Give me a rifle, one round, and point me at Berlin!
I can be overzealous with ripping into things I don't. And "I want to see the models" on the table is a perfectly cromulent justification - a lot better than flailing around pretending it's realistic.

I am not sinless myself; I play Bolt Action, which has even less of a justifcation for having arty on the table. Heck, I play Horus Heresy, which itself is based on the worst-40k-ruleset-after-8e. And even when I have my head in the clouds about Actual Good 40K ruleset, I do think about ways that artillery and other models that don't belong on the table could find a way there.

As Cassa said, they make for good objectives, but it's hard to drop GW box on terrain rather than units.

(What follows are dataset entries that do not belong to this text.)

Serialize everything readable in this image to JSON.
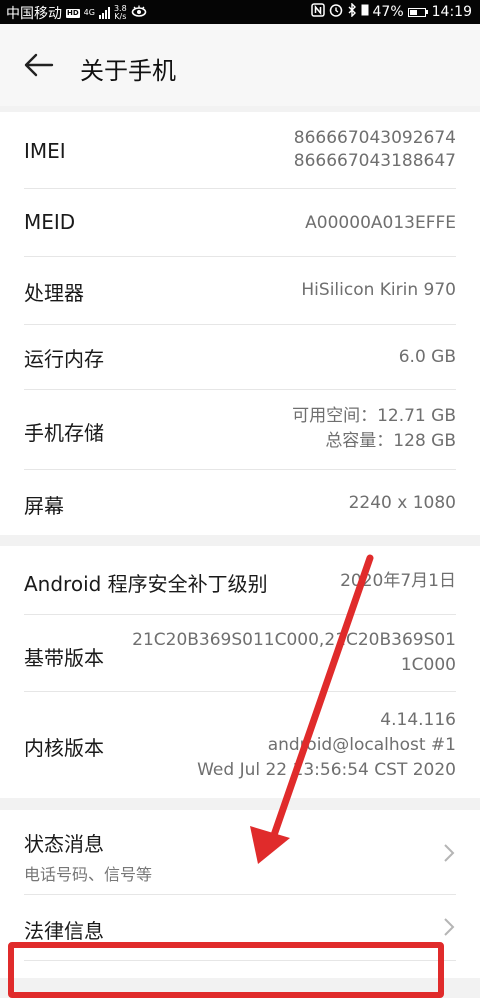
{
  "status_bar": {
    "carrier": "中国移动",
    "hd": "HD",
    "network": "4G",
    "speed_value": "3.8",
    "speed_unit": "K/s",
    "battery_percent": "47%",
    "time": "14:19"
  },
  "header": {
    "title": "关于手机"
  },
  "section1": {
    "imei_label": "IMEI",
    "imei_value_1": "866667043092674",
    "imei_value_2": "866667043188647",
    "meid_label": "MEID",
    "meid_value": "A00000A013EFFE",
    "cpu_label": "处理器",
    "cpu_value": "HiSilicon Kirin 970",
    "ram_label": "运行内存",
    "ram_value": "6.0 GB",
    "storage_label": "手机存储",
    "storage_available": "可用空间：12.71  GB",
    "storage_total": "总容量：128  GB",
    "screen_label": "屏幕",
    "screen_value": "2240 x 1080"
  },
  "section2": {
    "patch_label": "Android 程序安全补丁级别",
    "patch_value": "2020年7月1日",
    "baseband_label": "基带版本",
    "baseband_line1": "21C20B369S011C000,21C20B369S01",
    "baseband_line2": "1C000",
    "kernel_label": "内核版本",
    "kernel_line1": "4.14.116",
    "kernel_line2": "android@localhost #1",
    "kernel_line3": "Wed Jul 22 13:56:54 CST 2020"
  },
  "section3": {
    "status_label": "状态消息",
    "status_sub": "电话号码、信号等",
    "legal_label": "法律信息"
  },
  "annotation_color": "#e02b2b"
}
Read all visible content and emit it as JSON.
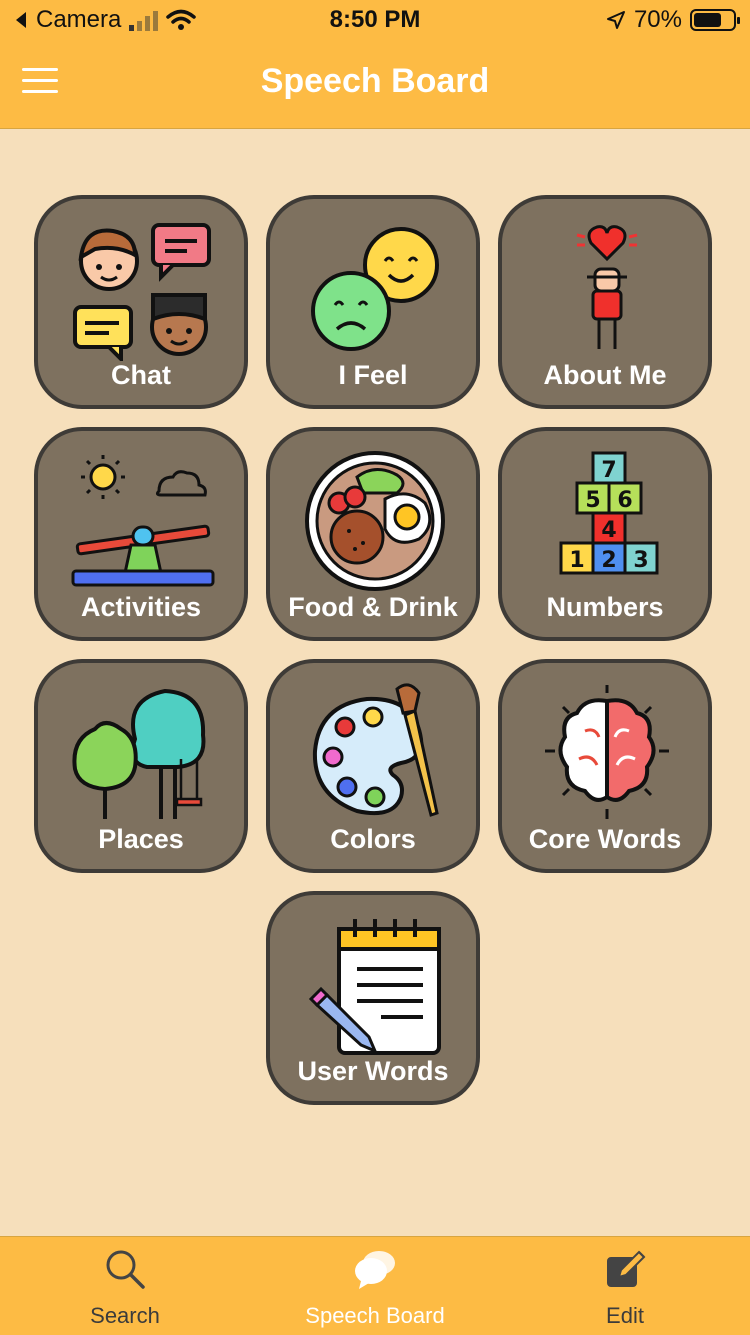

And again, when you're looking for a game rather than some simulation of WWII, Flames probably works fine. I don't; it's one of the reasons why I don't play WMH - it's game first, anything else second - or much of GW stuff (it's very bad at simulating the feel of hams).

Granted, it's hard to ungameify miniature games, since you can't hide the mechanics and the data like you could in a vidja, so rhe desire to do gamey stuff is always there. So you look for something with a vision of conflict resolution that matches yours (and of course, nobody can really agree what aspects of warfare should appear on the table or how).

Also, you jest about counterbattery, but I think artillery rules take up more of the 48 page Combined Arms WWII ruleset than anything else.

It also gives better front armor to Panzer IV H/J than the Easy 8.